Throughout the play I found myself disappointed with Giovanni Mocibob as Asher Lev. While it was a passably competent performance I found his range was limited to either anger or intensity in a type of straight-line acting that was too unmodulated in its emotional tone. Heather Pattengale as Asher’s mom Rivkeh also fell more to the capable side of the acting divide and had some issues getting her Yiddish accent consistent and correct during the performance.

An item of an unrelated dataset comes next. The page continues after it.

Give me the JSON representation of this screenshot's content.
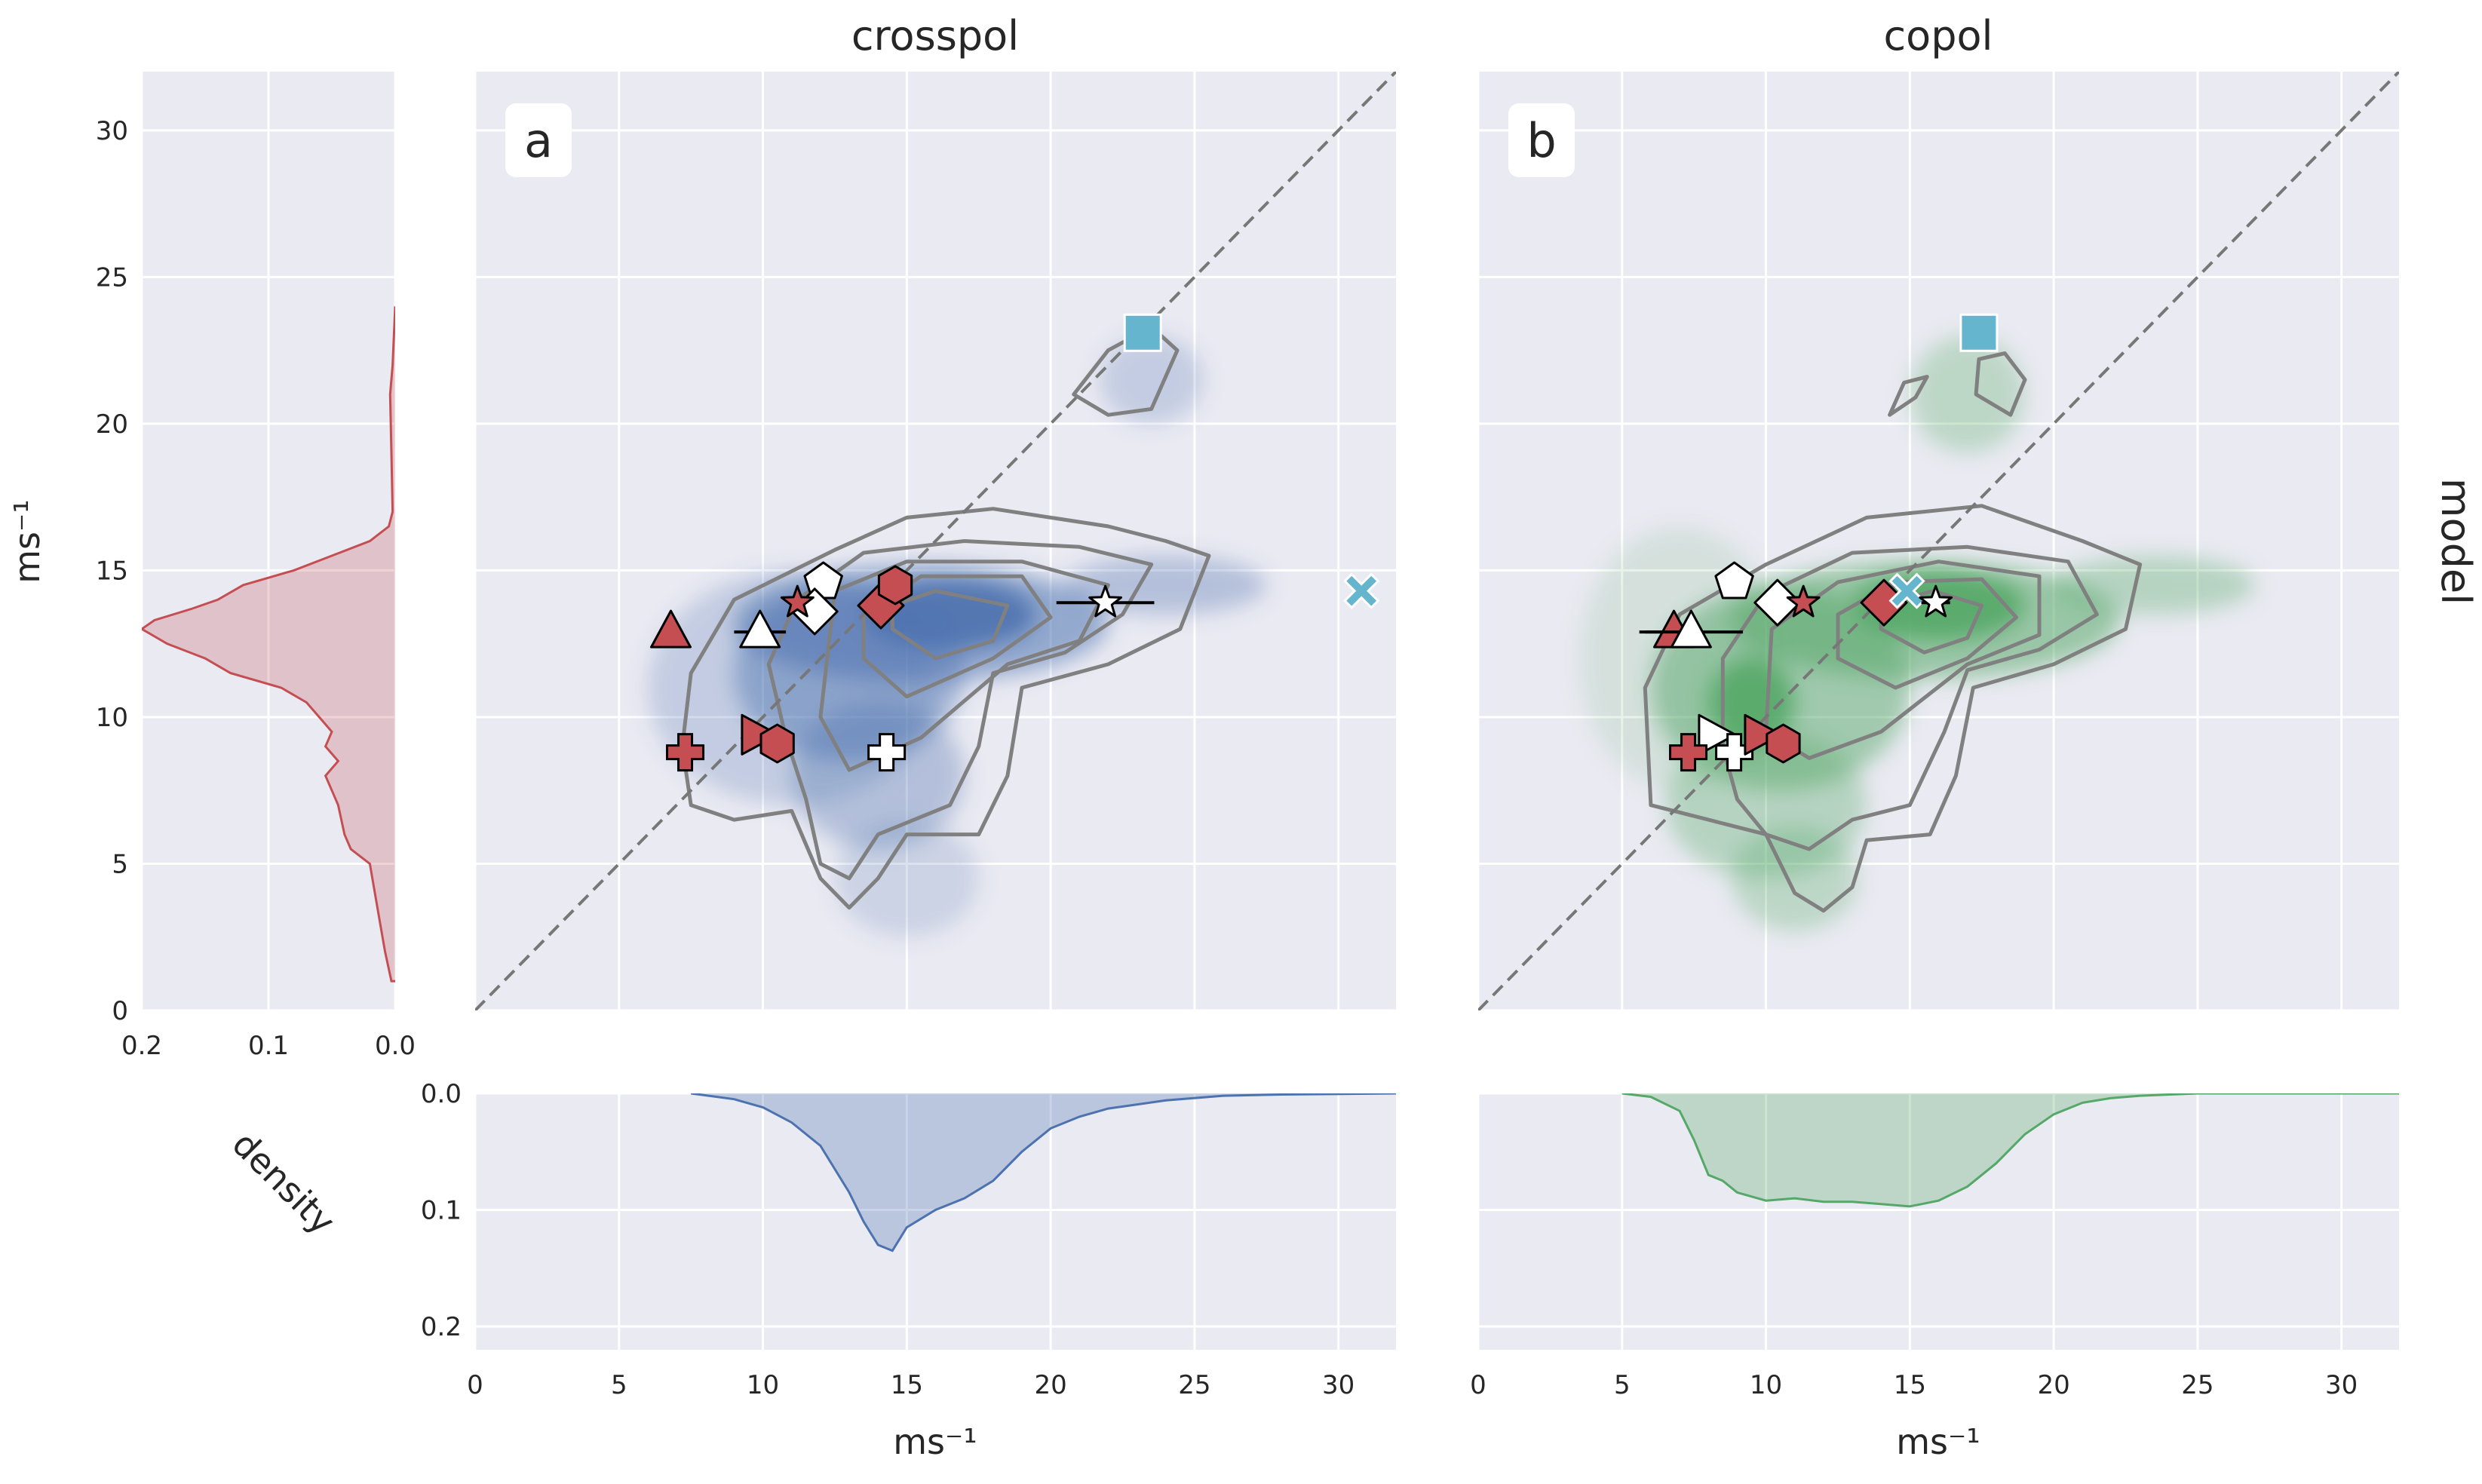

But truthfully, all of this almost didn’t matter because I was so glued to Nathan Schmidt playing Asher’s father Aryeh and a number of other important characters, that it was extremely easy to gloss over the lesser performances. Schmidt not only played his roles with exquisite and seemingly effortless authenticity, his ability to embody a character and play him as a complex person above and beyond the script’s offerings was remarkable. It was a delightful surprise to encounter this level of talent at Rosebud and I was grateful to have seen it. For those of you that read my reviews often, you are aware that a standing ovation from me is a rare occurrence at best. Had the cast come out individually at the end of the play, I would have had no problem getting on my feet to applaud Schmidt on his wonderful performance.
It’s an effort to go see My Name is Asher Lev. The drive is long and my windshield is a total bug splatter graveyard from the excursion. But if you’re up for a bit of a day trip, despite some of the weaker moments in the show, my feeling is that there is a lot of really good stuff going on in this play. It’s an interesting story that tackles the issues honestly and doesn’t sugar coat the problem or give us neat and tidy answers. Morris Ertman’s direction makes very good use of a small stage and Lachlin Johnson’s set design is minimal but nicely effective. And then of course there is Schmidt’s performance, which for me was reason enough to have made the whole trip worthwhile.
For the guys and the girls – Who can’t relate to the need to follow your dreams? Or the tension one would feel if those dreams were in direct conflict with a family you loved. It’s a messy situation that the play doesn’t pretend to fix for you. SEE IT
For the occasional theatre goer – A chance to learn about a culture you may not know much about through a storyline that you will relate to. Despite some foreign language, it’s easy to follow and this time you might be ok with not having things perfectly resolved at the end of the show. SEE IT
For the theatre junkie – There are problems. But they aren’t huge. And the upside of the one brilliant performance should be very tempting. MAYBE SEE IT
*Final Note – The day I went to see the play was a lovely sunny and warm day, which translated into an almost unbearable hot and muggy temperature inside the theatre. If you do go when the weather is warm, I suggest dressing as lightly as possible, bringing cold water and possibly something effective to fan yourself with.